730 in the morning I am outside his room, with my back to his door, getting his meds together. All the sudden there was a trash can on my head, someone SLAMMED it down on my head and said "there! i finally got the b!tch"

it was john omg hahaha thank God and greyhound that housekeeping had cleaned his room allready and emptied the trash!!!

I changed jobs a few months later and about a month after that his wife moved him to my new facility. He would get up all night long and we couldnt control him until one of the night nurses found out he was a retired senator. after that the nurse would tell him he had session in the morning and needed his rest and john would go to bed! lol

The first time I saw him when he came to my new facility I yelled OMG HIDE THE TRASH CAN :lol2:

ok one more and I'll quit lol

My husband was a CNA when I met him. One night he was taking care of his favorite demented patient. He stood him up and was changing his pants. When my hubby pulled his pants down, the patient said "you are a FINE american!"

:lol2:

When my husband couldnt get this patient to sleep he would call me (in the middle of the night lol) and give the patient the phone. I would talk to him forever lol. We had some of the best conversations about absolutely nothing because he had dememtia lol. My husband would leave him with the phone talking to me and come back later and get him to get off the phone and go to bed lol. we talked so many times that after a while the patient had no idea who I was but he knew my voice on the phone and would ask me how I was or what I was doing lol. sometimes he would just hand my hubby the phone to dial the number. He was so funny!

and his roommate thought we were still in WWII and lined up balls of BM on his bed and thought they were grenades.

no wait I have one more lol

Recently had a patient in for therapy. he was definitely a hoot. I took him out to smoke one day and we got to talking about him being in prison. I knew he had been in for money laundering. He tells me this long story about prison and how he was in Alcatraz and was there when it closed. he told me stories and even named men he'd been in there with. It freaked me out. He told me stories about using tommy guns for the mob.

I told the other staff something like "omg be nice to him he was in alcatraz!!!"
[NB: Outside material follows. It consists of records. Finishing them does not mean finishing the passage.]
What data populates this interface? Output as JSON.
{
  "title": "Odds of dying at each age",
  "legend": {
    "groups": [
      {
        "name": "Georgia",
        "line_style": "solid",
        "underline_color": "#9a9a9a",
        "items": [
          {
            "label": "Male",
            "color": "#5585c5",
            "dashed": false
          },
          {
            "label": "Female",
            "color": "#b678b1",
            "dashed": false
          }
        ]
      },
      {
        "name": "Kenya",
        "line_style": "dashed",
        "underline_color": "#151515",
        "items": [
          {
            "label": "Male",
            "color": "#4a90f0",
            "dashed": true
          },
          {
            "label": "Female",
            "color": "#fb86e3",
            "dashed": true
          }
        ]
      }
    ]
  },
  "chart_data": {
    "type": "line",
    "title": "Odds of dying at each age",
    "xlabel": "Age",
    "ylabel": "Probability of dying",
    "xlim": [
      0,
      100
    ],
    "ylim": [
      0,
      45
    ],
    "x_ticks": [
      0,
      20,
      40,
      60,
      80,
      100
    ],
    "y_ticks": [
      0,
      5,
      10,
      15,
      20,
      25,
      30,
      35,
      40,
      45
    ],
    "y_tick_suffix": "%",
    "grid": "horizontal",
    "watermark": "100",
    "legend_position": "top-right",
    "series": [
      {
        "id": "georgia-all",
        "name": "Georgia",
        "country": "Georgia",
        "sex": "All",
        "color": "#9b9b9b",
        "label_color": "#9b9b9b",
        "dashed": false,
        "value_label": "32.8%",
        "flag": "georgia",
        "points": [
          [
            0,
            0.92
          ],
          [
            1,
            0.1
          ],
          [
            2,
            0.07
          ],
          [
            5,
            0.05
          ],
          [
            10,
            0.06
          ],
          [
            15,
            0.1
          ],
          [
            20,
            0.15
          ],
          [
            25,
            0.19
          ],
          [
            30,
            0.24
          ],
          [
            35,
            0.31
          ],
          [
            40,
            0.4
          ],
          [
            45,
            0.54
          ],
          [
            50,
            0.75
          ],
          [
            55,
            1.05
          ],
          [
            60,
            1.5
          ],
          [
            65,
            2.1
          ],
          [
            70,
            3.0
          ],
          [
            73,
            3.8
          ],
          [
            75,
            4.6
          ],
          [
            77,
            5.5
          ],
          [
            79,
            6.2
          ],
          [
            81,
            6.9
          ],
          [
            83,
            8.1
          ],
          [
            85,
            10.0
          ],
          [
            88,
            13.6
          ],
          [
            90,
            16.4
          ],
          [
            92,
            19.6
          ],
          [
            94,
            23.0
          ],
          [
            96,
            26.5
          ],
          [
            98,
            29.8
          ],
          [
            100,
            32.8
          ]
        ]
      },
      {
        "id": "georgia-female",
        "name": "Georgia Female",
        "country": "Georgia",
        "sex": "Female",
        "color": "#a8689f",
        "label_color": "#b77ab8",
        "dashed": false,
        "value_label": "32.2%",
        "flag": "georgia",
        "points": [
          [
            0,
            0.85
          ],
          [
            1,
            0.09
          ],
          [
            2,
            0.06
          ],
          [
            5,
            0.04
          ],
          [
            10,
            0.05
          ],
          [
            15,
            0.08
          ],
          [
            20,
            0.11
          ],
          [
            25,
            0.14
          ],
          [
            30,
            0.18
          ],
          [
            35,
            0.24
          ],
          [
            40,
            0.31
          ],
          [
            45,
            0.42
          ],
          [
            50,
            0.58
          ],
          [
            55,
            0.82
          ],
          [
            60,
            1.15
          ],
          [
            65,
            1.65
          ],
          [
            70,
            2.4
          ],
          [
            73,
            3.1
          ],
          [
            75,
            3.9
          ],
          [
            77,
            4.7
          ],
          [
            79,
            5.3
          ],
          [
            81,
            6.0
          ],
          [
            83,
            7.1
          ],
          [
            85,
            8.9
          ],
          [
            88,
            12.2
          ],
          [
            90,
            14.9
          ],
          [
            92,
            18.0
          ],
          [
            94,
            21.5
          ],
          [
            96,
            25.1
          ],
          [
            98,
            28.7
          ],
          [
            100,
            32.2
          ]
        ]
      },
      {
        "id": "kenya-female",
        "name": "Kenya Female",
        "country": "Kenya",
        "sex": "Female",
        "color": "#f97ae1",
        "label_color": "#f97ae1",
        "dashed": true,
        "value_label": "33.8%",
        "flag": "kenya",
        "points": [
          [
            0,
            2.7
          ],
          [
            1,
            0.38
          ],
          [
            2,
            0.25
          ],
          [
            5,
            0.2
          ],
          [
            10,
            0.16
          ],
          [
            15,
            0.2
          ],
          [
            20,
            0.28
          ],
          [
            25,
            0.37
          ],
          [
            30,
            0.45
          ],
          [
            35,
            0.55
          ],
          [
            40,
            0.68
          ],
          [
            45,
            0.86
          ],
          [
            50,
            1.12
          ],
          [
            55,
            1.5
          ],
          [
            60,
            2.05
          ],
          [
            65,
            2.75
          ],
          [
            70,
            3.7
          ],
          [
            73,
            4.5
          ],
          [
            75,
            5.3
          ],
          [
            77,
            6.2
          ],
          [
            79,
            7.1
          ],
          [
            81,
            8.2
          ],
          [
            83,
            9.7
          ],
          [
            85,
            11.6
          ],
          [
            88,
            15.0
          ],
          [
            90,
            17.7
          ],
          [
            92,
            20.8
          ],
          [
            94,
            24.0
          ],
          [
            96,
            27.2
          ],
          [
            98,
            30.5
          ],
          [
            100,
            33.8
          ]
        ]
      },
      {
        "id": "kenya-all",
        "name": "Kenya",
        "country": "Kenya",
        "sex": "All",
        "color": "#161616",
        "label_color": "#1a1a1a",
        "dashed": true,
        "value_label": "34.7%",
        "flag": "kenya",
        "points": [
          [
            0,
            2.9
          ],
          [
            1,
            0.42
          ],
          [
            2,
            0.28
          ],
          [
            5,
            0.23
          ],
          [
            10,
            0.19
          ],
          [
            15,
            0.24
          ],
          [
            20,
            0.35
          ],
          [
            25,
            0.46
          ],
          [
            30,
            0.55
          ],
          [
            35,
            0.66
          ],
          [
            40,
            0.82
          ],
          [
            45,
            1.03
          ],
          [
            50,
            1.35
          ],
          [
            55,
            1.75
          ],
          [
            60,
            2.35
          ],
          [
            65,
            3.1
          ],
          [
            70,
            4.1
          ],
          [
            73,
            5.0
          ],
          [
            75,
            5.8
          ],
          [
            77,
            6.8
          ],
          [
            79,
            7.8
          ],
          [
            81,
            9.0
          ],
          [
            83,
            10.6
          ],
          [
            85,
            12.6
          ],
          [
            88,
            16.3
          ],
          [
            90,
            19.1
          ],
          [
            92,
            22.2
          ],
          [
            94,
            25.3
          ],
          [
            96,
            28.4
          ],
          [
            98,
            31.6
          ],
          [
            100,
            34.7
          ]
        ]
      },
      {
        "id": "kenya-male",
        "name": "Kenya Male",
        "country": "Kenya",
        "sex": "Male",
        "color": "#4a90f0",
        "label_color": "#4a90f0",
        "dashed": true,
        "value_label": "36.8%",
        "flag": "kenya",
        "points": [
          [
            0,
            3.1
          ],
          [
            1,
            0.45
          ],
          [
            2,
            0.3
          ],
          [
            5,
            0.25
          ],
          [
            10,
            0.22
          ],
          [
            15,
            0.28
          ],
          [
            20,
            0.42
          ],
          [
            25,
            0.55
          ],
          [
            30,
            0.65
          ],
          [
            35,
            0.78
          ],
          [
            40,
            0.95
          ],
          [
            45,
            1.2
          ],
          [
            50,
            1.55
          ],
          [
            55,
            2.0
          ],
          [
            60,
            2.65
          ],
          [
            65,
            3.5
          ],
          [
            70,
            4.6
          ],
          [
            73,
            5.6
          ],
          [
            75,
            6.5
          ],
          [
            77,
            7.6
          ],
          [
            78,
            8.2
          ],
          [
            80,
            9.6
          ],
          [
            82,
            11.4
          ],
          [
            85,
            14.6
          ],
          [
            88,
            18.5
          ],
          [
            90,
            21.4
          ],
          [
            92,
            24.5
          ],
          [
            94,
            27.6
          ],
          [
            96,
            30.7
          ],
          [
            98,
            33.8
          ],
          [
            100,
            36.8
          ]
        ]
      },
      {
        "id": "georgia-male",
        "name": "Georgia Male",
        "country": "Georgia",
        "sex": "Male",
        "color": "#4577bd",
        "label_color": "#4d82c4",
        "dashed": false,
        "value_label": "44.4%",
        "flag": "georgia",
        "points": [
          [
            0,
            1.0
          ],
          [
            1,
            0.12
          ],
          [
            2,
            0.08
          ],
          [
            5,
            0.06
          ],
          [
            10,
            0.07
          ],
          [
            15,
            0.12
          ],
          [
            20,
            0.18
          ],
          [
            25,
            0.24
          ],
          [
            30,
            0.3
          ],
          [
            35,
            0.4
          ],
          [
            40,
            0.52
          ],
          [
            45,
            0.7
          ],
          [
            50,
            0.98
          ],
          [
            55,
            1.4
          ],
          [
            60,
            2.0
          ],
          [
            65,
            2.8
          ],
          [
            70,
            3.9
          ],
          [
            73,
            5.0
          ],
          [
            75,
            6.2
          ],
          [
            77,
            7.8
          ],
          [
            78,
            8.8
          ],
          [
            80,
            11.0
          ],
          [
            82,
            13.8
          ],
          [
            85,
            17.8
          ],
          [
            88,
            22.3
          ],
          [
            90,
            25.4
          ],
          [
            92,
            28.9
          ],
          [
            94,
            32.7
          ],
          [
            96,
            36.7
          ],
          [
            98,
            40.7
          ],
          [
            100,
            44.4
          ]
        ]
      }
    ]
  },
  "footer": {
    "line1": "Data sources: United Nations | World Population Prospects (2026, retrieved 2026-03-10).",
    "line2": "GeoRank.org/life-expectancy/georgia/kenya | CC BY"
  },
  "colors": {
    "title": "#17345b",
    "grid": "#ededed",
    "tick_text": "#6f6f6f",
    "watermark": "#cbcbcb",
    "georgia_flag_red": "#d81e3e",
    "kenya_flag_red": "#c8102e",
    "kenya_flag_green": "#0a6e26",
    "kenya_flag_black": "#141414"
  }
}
I want you to know he was lying and didnt tell me the truth for 6 months :lol2: I took him out to smoke one day and he just started dying laffing and told me he had lied to me and that I had believed him so much that he let me believe it for months. lol

I whacked him on his head lol

One of my favorites...

At a LTC a LOL wheels herself over to me, grabs my hand and folds up my sleeves with such care (they were a bit too long, covering most of my hand). So cute...that motherly instinct that never goes away!!

Well...go downstairs (honestly 2 minutes later) and there's little old Charlie who immediately asks me, in his very loud voice, "Are you horny?!?"

Ohhh...some things never change!!! :lol2:

Specializes in Peds Urology,primary care, hem/onc.

I work in a pediatric incontinence clinic. I was trying to get a history from a mother on a new patient of ours. It was the end of a busy day, I was a little frazzled. She was telling me that her daughter had wetting accidents. I asked her if she wet during the day or during the night. This Mom looked at me and said, "she wets in between day and night". WHAT??? Is there another time of day that I do not know about??? I tried clarifying this like 3 times and she kept saying it over and over. We finally had to make her do a diary so we could see what this child was doing. And just for the record, this child had nocturnal enuresis and daytime urge incontinence. She was wet day and night so I still have no idea what this Mom was trying to tell me.